In short, there is no inherent problem with using an SVM (or other regularised model such as ridge regression, LARS, Lasso, elastic net etc.) on a problem with 120 observations and thousands of attributes, provided the regularisation parameters are tuned properly.
A: I will start with the second and last questions.
The problem of generalization is obviously important, because if the results of machine learning cannot be generalized, then they are completely useless.

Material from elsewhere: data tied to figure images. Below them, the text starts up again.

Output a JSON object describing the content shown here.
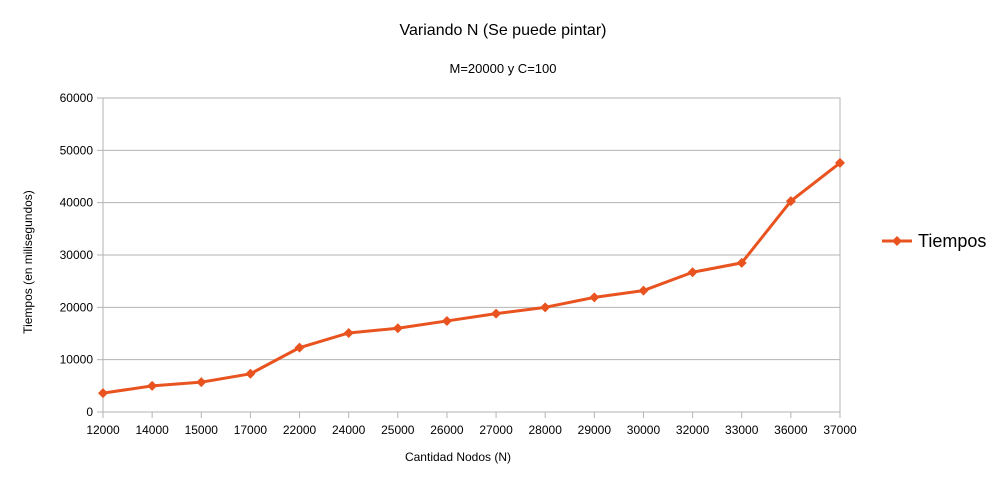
{
  "chart_data": {
    "type": "line",
    "title": "Variando N (Se puede pintar)",
    "subtitle": "M=20000 y C=100",
    "xlabel": "Cantidad Nodos (N)",
    "ylabel": "Tiempos (en milisegundos)",
    "categories": [
      "12000",
      "14000",
      "15000",
      "17000",
      "22000",
      "24000",
      "25000",
      "26000",
      "27000",
      "28000",
      "29000",
      "30000",
      "32000",
      "33000",
      "36000",
      "37000"
    ],
    "ylim": [
      0,
      60000
    ],
    "yticks": [
      0,
      10000,
      20000,
      30000,
      40000,
      50000,
      60000
    ],
    "grid": true,
    "legend_position": "right",
    "series": [
      {
        "name": "Tiempos",
        "color": "#e8531f",
        "marker": "diamond",
        "values": [
          3600,
          5000,
          5700,
          7300,
          12300,
          15100,
          16000,
          17400,
          18800,
          20000,
          21900,
          23200,
          26700,
          28500,
          40300,
          47600
        ]
      }
    ]
  }
}
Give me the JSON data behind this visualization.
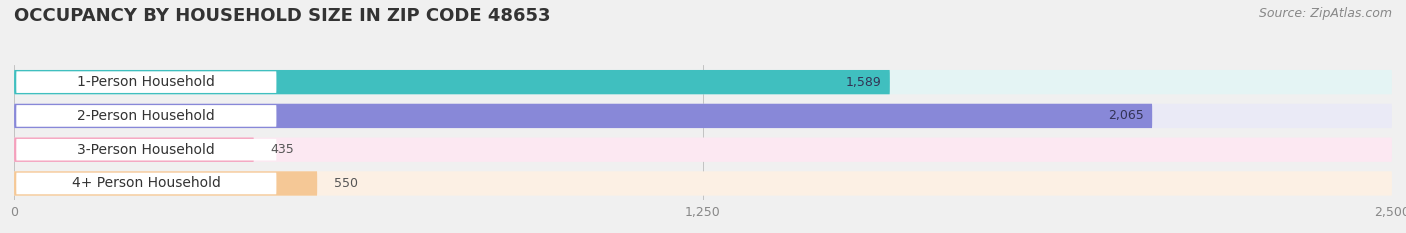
{
  "title": "OCCUPANCY BY HOUSEHOLD SIZE IN ZIP CODE 48653",
  "source": "Source: ZipAtlas.com",
  "categories": [
    "1-Person Household",
    "2-Person Household",
    "3-Person Household",
    "4+ Person Household"
  ],
  "values": [
    1589,
    2065,
    435,
    550
  ],
  "bar_colors": [
    "#40BFBF",
    "#8888D8",
    "#F4A0BC",
    "#F5C896"
  ],
  "bar_bg_colors": [
    "#E4F4F4",
    "#EAEAF6",
    "#FCE8F2",
    "#FCF0E4"
  ],
  "xlim": [
    0,
    2500
  ],
  "xticks": [
    0,
    1250,
    2500
  ],
  "background_color": "#f0f0f0",
  "title_fontsize": 13,
  "source_fontsize": 9,
  "label_fontsize": 10,
  "value_fontsize": 9
}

The methods of ensuring generalization come from statistics. We usually assume, that data is generated from some probability distribution that originates in reality. For example if you're a male born in year 2000, then there is a probability distribution of what is your weight / height / eye colour when you reach 10, which results from available gene pool at year 2000, possible environmental factors etc. If we have lots of data, we can say something about those underlying distributions, for example that with high probability they are gaussian or multinomial. If we have accurate picture of distributions, then given height , weight and eye colour of a 10 year old kid in 2010, we can get a good approximation of the probability of the kid being male. And if the probability is close to 0 or 1 we can get a good shot at what the kids sex really is. The most important part of this whole thing is: we assume there is some probability distribution that generates both training data, test data, and the real world data we would like to use our algorithm on.
More formally, we usually try to say that if the training error is $k$ then with high probability ($\delta$) the error on some data generated from the same distribution will be less than $k + \epsilon$. There are known relations between size of the training set, epsilon and the probability of test error exceeding $k+ \epsilon$. The approach I introduced here is known as Probably Approximately Correct Learning, and is an important part of computational learning theory which deals with the problem of generalization of learning algorithms. There are also number of other factors that can lower epsilon and increase delta in those bounds, ie. complexity of hypothesis space.
Now back to SVM. If you don't use kernels, or use kernels that map into finite dimensional spaces, the so called Vapnik-Chervonenkis dimension which is a measure of hypothesis space complexity, is finite, and with that and enough training examples you can get that with high probability the error on the test set won't be much bigger than the error on training set. If you use kernels that map into infinite-dimensional feature spaces, then the Vapnik-Chervonenkis dimension is infinite as well, and what's worse the training samples alone cannot guarantee good generalization, no matter the number of them. Fortunately, the size of the margin of an SVM turn out to be a good parameter for ensuring generalization. With big margin and training set, you can guarantee that the test error won't be much bigger than training error as well.